The HEALS Act is the combination of eight bills:
- The American Workers, Families, And Employers Assistance Act – The bill, introduced by senator Chuck Grassley, contains a $1,200 stimulus check, for individuals with incomes up to $75,000 the same as in the CARES Act. The bill also contains the supplemental employment benefits, with $600 per week through July 31, $200 per week through October 5th, and then becomes a payment of 70% of lost wages though December 31.
- The Safeguarding America’s Frontline Employees To Offer Work Opportunities Required To Kickstart The Economy (SAFE TO WORK) Act – The bill, introduced by senator John Cornyn, establishes a liability shield for employers. The bill is similar to the protections passed in New York state by governor Andrew Cuomo.
- Continuing Small Business Recovery and Paycheck Protection Program Act – The bill, introduced by senator Marco Rubio, is an extension of the Paycheck Protection Program, providing money for additional loans, while reserving loans only for companies with under 300 employees and at least a 50% reduction in gross receipts.

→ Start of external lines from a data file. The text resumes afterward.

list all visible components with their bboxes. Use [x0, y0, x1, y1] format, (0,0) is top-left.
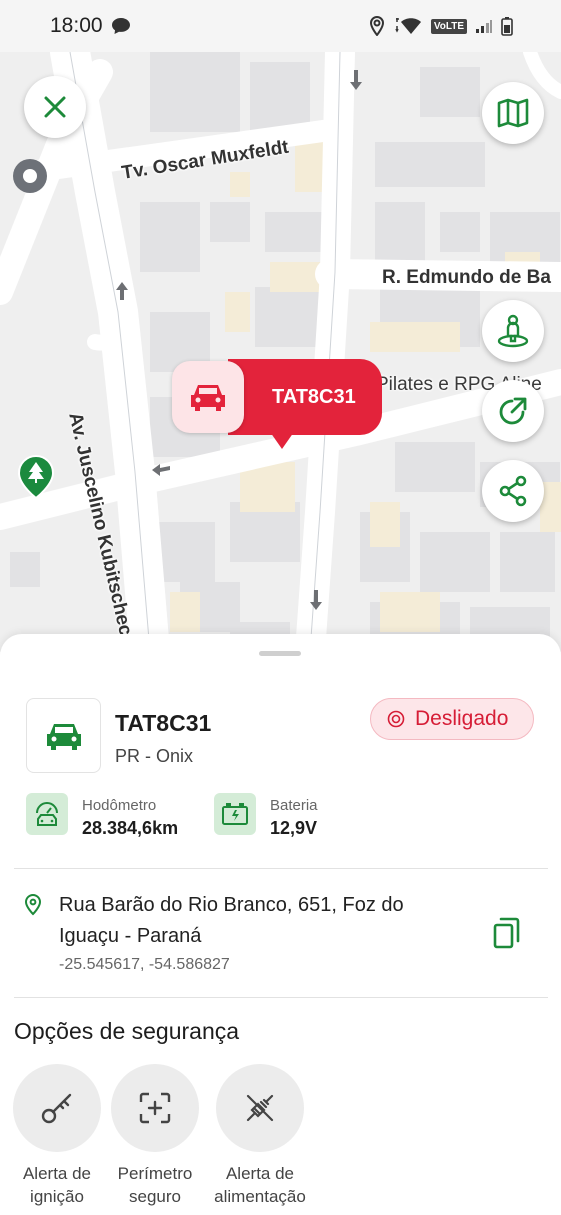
- divider: [14, 868, 548, 869]
- odometer-stat: Hodômetro 28.384,6km: [26, 793, 178, 839]
- copy-address-button[interactable]: [492, 916, 522, 955]
- battery-icon: [501, 17, 513, 36]
- status-bar: 18:00 VoLTE: [0, 0, 561, 52]
- battery-label: Bateria: [270, 797, 318, 814]
- ignition-alert-label: Alerta de ignição: [22, 1164, 92, 1206]
- ignition-status-badge: Desligado: [370, 698, 534, 740]
- close-icon: [44, 96, 66, 118]
- share-external-icon: [499, 397, 527, 425]
- perimeter-icon: [139, 1092, 171, 1124]
- vehicle-marker-label: TAT8C31: [228, 359, 382, 435]
- ignition-alert-button[interactable]: [13, 1064, 101, 1152]
- signal-icon: [476, 20, 492, 33]
- map-layers-button[interactable]: [482, 82, 544, 144]
- wifi-icon: [395, 18, 421, 34]
- vehicle-plate: TAT8C31: [115, 710, 212, 736]
- odometer-value: 28.384,6km: [82, 818, 179, 838]
- map-view[interactable]: Tv. Oscar Muxfeldt R. Edmundo de Ba Pila…: [0, 52, 561, 652]
- vehicle-marker-icon-box: [172, 361, 244, 433]
- map-pin-icon[interactable]: [8, 156, 48, 198]
- vehicle-marker[interactable]: TAT8C31: [172, 359, 382, 449]
- safe-perimeter-option[interactable]: Perímetro seguro: [102, 1064, 208, 1208]
- power-alert-button[interactable]: [216, 1064, 304, 1152]
- address-pin-icon: [24, 894, 42, 916]
- car-battery-icon: [214, 793, 256, 835]
- key-icon: [41, 1093, 72, 1124]
- safe-perimeter-label: Perímetro seguro: [117, 1164, 193, 1206]
- share-icon: [499, 475, 527, 507]
- location-icon: [369, 16, 384, 36]
- odometer-icon: [26, 793, 68, 835]
- power-alert-option[interactable]: Alerta de alimentação: [207, 1064, 313, 1208]
- odometer-label: Hodômetro: [82, 797, 157, 814]
- vehicle-address: Rua Barão do Rio Branco, 651, Foz do Igu…: [59, 894, 404, 947]
- open-external-button[interactable]: [482, 380, 544, 442]
- ignition-alert-option[interactable]: Alerta de ignição: [4, 1064, 110, 1208]
- car-icon: [191, 385, 225, 411]
- street-view-button[interactable]: [482, 300, 544, 362]
- ignition-status-text: Desligado: [415, 707, 509, 730]
- vehicle-avatar: [26, 698, 101, 773]
- map-layers-icon: [497, 98, 529, 128]
- vehicle-model: PR - Onix: [115, 746, 194, 766]
- volte-badge: VoLTE: [430, 18, 467, 34]
- vehicle-details-sheet: TAT8C31 PR - Onix Desligado Hodômetro 28…: [0, 634, 561, 1215]
- unplugged-icon: [246, 1094, 274, 1122]
- close-button[interactable]: [24, 76, 86, 138]
- chat-bubble-icon: [111, 18, 130, 34]
- street-view-icon: [497, 314, 529, 348]
- power-alert-label: Alerta de alimentação: [214, 1164, 306, 1206]
- safe-perimeter-button[interactable]: [111, 1064, 199, 1152]
- power-off-icon: [387, 710, 405, 728]
- share-button[interactable]: [482, 460, 544, 522]
- copy-icon: [493, 917, 520, 949]
- security-options-title: Opções de segurança: [14, 1018, 240, 1044]
- vehicle-marker-tail: [268, 429, 296, 449]
- status-time: 18:00: [50, 14, 103, 37]
- street-label-edmundo: R. Edmundo de Ba: [382, 267, 551, 288]
- park-icon[interactable]: [16, 454, 56, 500]
- battery-stat: Bateria 12,9V: [214, 793, 318, 839]
- battery-value: 12,9V: [270, 818, 318, 838]
- sheet-drag-handle[interactable]: [259, 651, 301, 656]
- car-icon: [46, 723, 81, 750]
- divider: [14, 997, 548, 998]
- vehicle-coordinates: -25.545617, -54.586827: [59, 956, 230, 973]
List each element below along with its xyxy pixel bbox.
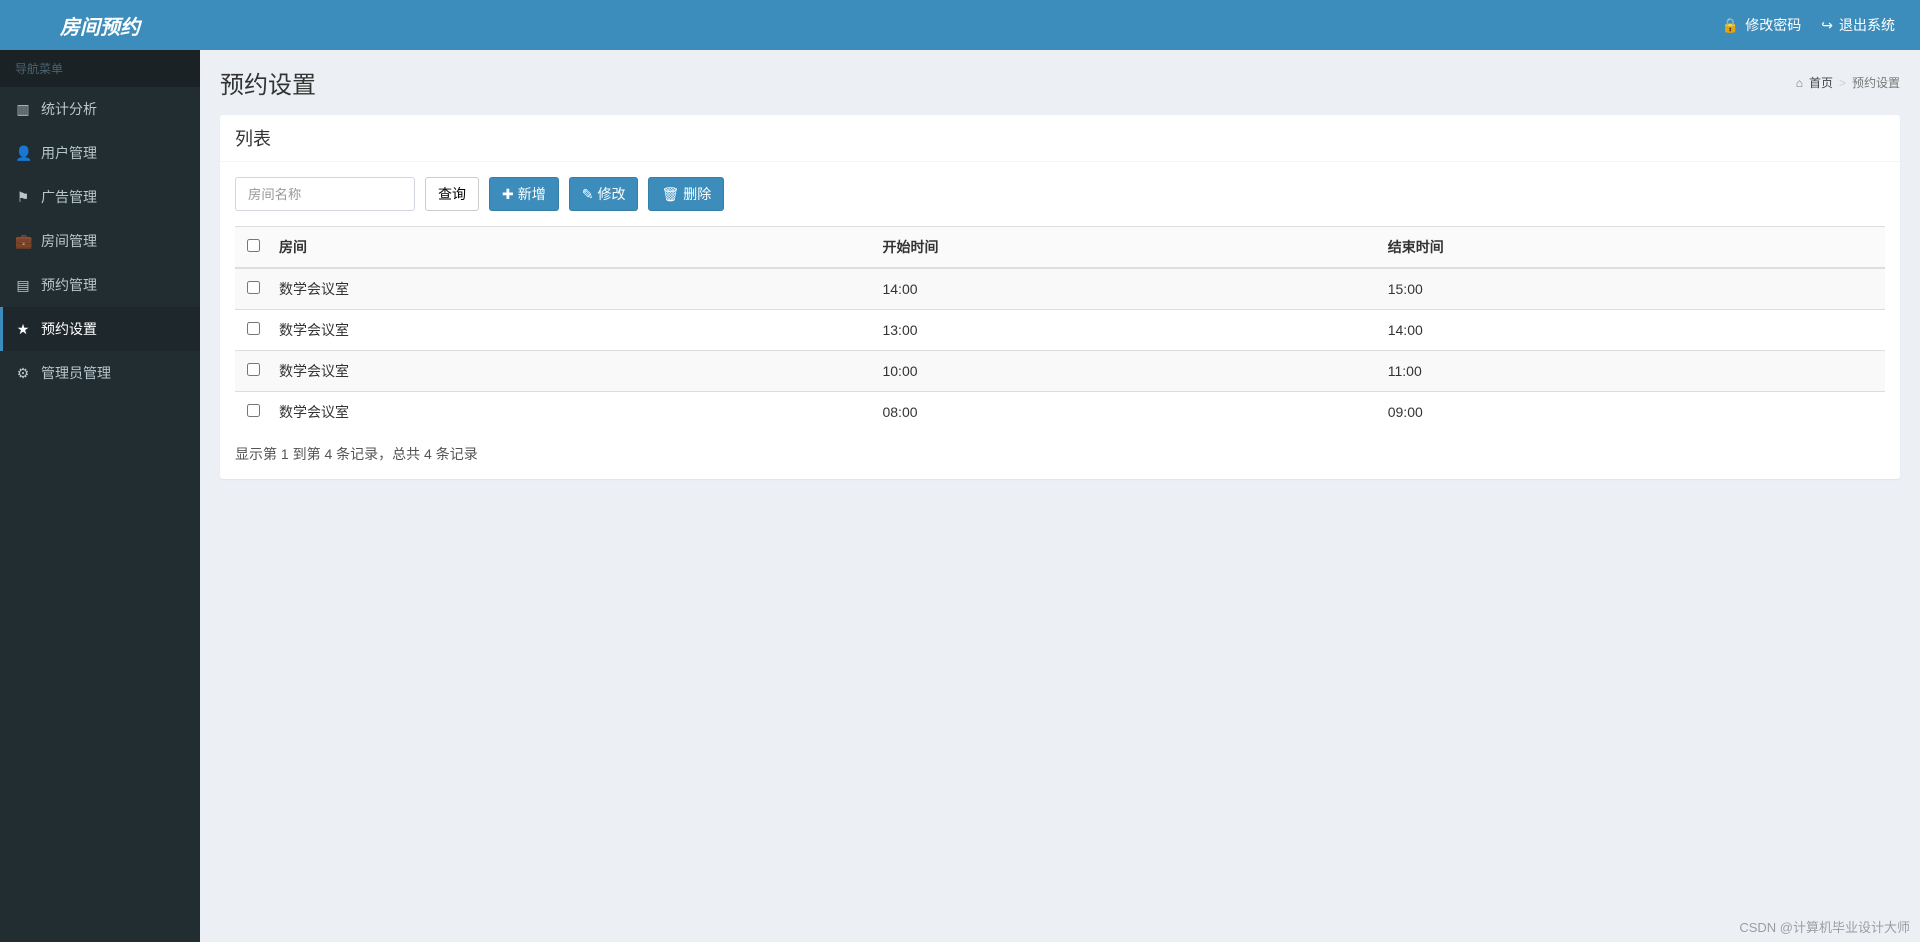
sidebar-item-label: 管理员管理 (41, 363, 111, 383)
toolbar: 查询 ✚ 新增 ✎ 修改 🗑 删除 (235, 177, 1885, 211)
sidebar-item-6[interactable]: ⚙ 管理员管理 (0, 351, 200, 395)
table-row[interactable]: 数学会议室10:0011:00 (235, 351, 1885, 392)
delete-button[interactable]: 🗑 删除 (648, 177, 724, 211)
row-checkbox-cell (235, 351, 271, 392)
cell-end: 15:00 (1380, 268, 1885, 310)
breadcrumb-home[interactable]: 首页 (1809, 74, 1833, 91)
row-checkbox-cell (235, 268, 271, 310)
sidebar-item-label: 用户管理 (41, 143, 97, 163)
nav-header: 导航菜单 (0, 50, 200, 87)
main-content: 预约设置 ⌂ 首页 > 预约设置 列表 查询 ✚ 新增 ✎ (200, 50, 1920, 942)
sidebar-item-5[interactable]: ★ 预约设置 (0, 307, 200, 351)
cell-end: 11:00 (1380, 351, 1885, 392)
row-checkbox[interactable] (247, 404, 260, 417)
flag-icon: ⚑ (15, 189, 31, 206)
sidebar-item-4[interactable]: ▤ 预约管理 (0, 263, 200, 307)
table-header-row: 房间 开始时间 结束时间 (235, 227, 1885, 269)
pagination-info: 显示第 1 到第 4 条记录，总共 4 条记录 (235, 444, 1885, 464)
breadcrumb-separator: > (1839, 76, 1846, 90)
sidebar-item-label: 房间管理 (41, 231, 97, 251)
cell-room: 数学会议室 (271, 392, 874, 433)
content-header: 预约设置 ⌂ 首页 > 预约设置 (200, 50, 1920, 115)
row-checkbox[interactable] (247, 322, 260, 335)
edit-button[interactable]: ✎ 修改 (569, 177, 639, 211)
add-button-label: 新增 (518, 184, 546, 204)
row-checkbox[interactable] (247, 281, 260, 294)
cell-room: 数学会议室 (271, 310, 874, 351)
sidebar-item-label: 广告管理 (41, 187, 97, 207)
col-end[interactable]: 结束时间 (1380, 227, 1885, 269)
select-all-checkbox[interactable] (247, 239, 260, 252)
col-start[interactable]: 开始时间 (874, 227, 1379, 269)
logout-link[interactable]: ↪ 退出系统 (1821, 15, 1895, 35)
cell-end: 14:00 (1380, 310, 1885, 351)
row-checkbox-cell (235, 392, 271, 433)
add-button[interactable]: ✚ 新增 (489, 177, 559, 211)
top-bar: 房间预约 🔒 修改密码 ↪ 退出系统 (0, 0, 1920, 50)
plus-icon: ✚ (502, 186, 514, 203)
cell-room: 数学会议室 (271, 351, 874, 392)
delete-button-label: 删除 (683, 184, 711, 204)
cell-start: 13:00 (874, 310, 1379, 351)
logout-label: 退出系统 (1839, 15, 1895, 35)
query-button[interactable]: 查询 (425, 177, 479, 211)
sidebar-item-label: 统计分析 (41, 99, 97, 119)
nav-list: ▥ 统计分析 👤 用户管理 ⚑ 广告管理 💼 房间管理 ▤ 预约管理 ★ 预约设置 ⚙ 管理员管理 (0, 87, 200, 395)
edit-icon: ✎ (582, 186, 594, 203)
sidebar: 导航菜单 ▥ 统计分析 👤 用户管理 ⚑ 广告管理 💼 房间管理 ▤ 预约管理 ★ 预约设置 ⚙ 管理员管… (0, 50, 200, 942)
header-checkbox-cell (235, 227, 271, 269)
user-icon: 👤 (15, 145, 31, 162)
trash-icon: 🗑 (661, 186, 679, 203)
cell-room: 数学会议室 (271, 268, 874, 310)
file-icon: ▤ (15, 277, 31, 294)
top-right-menu: 🔒 修改密码 ↪ 退出系统 (1722, 15, 1920, 35)
table-row[interactable]: 数学会议室08:0009:00 (235, 392, 1885, 433)
room-name-input[interactable] (235, 177, 415, 211)
breadcrumb: ⌂ 首页 > 预约设置 (1796, 74, 1900, 91)
sidebar-item-label: 预约设置 (41, 319, 97, 339)
bar-chart-icon: ▥ (15, 101, 31, 118)
sidebar-item-0[interactable]: ▥ 统计分析 (0, 87, 200, 131)
panel-body: 查询 ✚ 新增 ✎ 修改 🗑 删除 (220, 162, 1900, 479)
list-panel: 列表 查询 ✚ 新增 ✎ 修改 🗑 删除 (220, 115, 1900, 479)
home-icon: ⌂ (1796, 76, 1803, 90)
cell-start: 08:00 (874, 392, 1379, 433)
page-title: 预约设置 (220, 65, 316, 100)
col-room[interactable]: 房间 (271, 227, 874, 269)
change-password-label: 修改密码 (1745, 15, 1801, 35)
change-password-link[interactable]: 🔒 修改密码 (1722, 15, 1801, 35)
table-row[interactable]: 数学会议室14:0015:00 (235, 268, 1885, 310)
data-table: 房间 开始时间 结束时间 数学会议室14:0015:00数学会议室13:0014… (235, 226, 1885, 432)
lock-icon: 🔒 (1722, 17, 1739, 34)
logout-icon: ↪ (1821, 17, 1833, 34)
sidebar-item-2[interactable]: ⚑ 广告管理 (0, 175, 200, 219)
sidebar-item-1[interactable]: 👤 用户管理 (0, 131, 200, 175)
cell-end: 09:00 (1380, 392, 1885, 433)
table-row[interactable]: 数学会议室13:0014:00 (235, 310, 1885, 351)
briefcase-icon: 💼 (15, 233, 31, 250)
sidebar-item-3[interactable]: 💼 房间管理 (0, 219, 200, 263)
cell-start: 14:00 (874, 268, 1379, 310)
star-icon: ★ (15, 321, 31, 338)
brand-logo[interactable]: 房间预约 (0, 0, 200, 50)
gear-icon: ⚙ (15, 365, 31, 382)
cell-start: 10:00 (874, 351, 1379, 392)
breadcrumb-current: 预约设置 (1852, 74, 1900, 91)
edit-button-label: 修改 (597, 184, 625, 204)
row-checkbox-cell (235, 310, 271, 351)
panel-title: 列表 (220, 115, 1900, 162)
sidebar-item-label: 预约管理 (41, 275, 97, 295)
row-checkbox[interactable] (247, 363, 260, 376)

- Coronavirus Response Additional Supplemental Appropriations Act, 2020 – The bill, introduced by senator Richard Shelby, contains a total of $306 billion in discretionary spending. Labor, Health and Human Services, Education and Related Agencies are appropriated the largest portion of funds at $226 billion, but the bill also includes $1.5 billion for NASA, $1.8 billion for a new headquarters for the Federal Bureau of Investigation, and ships for the United States Navy.
- Time to Rescue United States Trusts Act or the TRUST Act – The bill, introduced by senator Mitt Romney is an updated version of the bill introduced in 2019. The bill would set up committees to produce a report regarding the financial health of the various federal trust funds (such as the Social Security Trust Fund). The bill has bipartisan cosponsors, including an endorsement from the Blue Dog Coalition, but is opposed by the AARP.
- Safely Back to School and Back to Work Act – The bill, introduced by senator Lamar Alexander, defers student loan payments for borrowers with no income, funds scholarships for students returning to and starting at private schools, includes provisions related to medical stockpiles, diagnostic testing, and disease surveillance. The bill includes the provisions of the School Choice Now Act () - The bill, introduced by senator Tim Scott, would move 10% of the education funding currently allocated by the CARES Act to fund state scholarship programs for private schools.
- Restoring Critical Supply Chains and Intellectual Property Act – The bill, introduced by senator Lindsey Graham, includes four parts. First, the U.S. MADE Act, which was designed to decrease the United States' dependence on foreign countries for personal protective equipment manufacturing. Second, the Safeguarding American Innovation Act tightens oversight of federally funded researchers with ties to foreign governments. Third, the Creating Helpful Incentives to Produce Semiconductors (CHIPS) Act creates a 40% tax credit for semiconductor manufacturing, $10 billion to match state incentives, and $12 billion in R&D funding. Fourth, there is a section regarding mineral security.
- Supporting America’s Restaurant Workers Act – The bill, introduced by senator Tim Scott, would allow businesses to deduct 100% of the cost of business meals in 2020, compared to the current 50% tax deduction.

==Comparison with HEROES Act==
The HEALS Act has often been compared to the HEROES Act, a piece of proposed legislation passed by the United States House of Representatives on May 15, 2020, that provides $3 trillion in additional COVID-19 pandemic funding. Whereas the HEALS Act is made up of bills with Republican sponsors, the HEROES Act passed the house with largely Democratic support.

A major difference between the proposals concerns state and local governments. The HEALS Act provides no additional funding, while the HEROES Act allocates $1 trillion in additional aid to state and local governments. Another difference is on evictions and foreclosure, which were forbidden in certain cases under the CARES Act. The HEALS Act lets the provisions expire, while the HEROES Act extends it for up to another year and expands the moratorium to cover all renters and homeowners, instead of just the special cases covered in the CARES Act.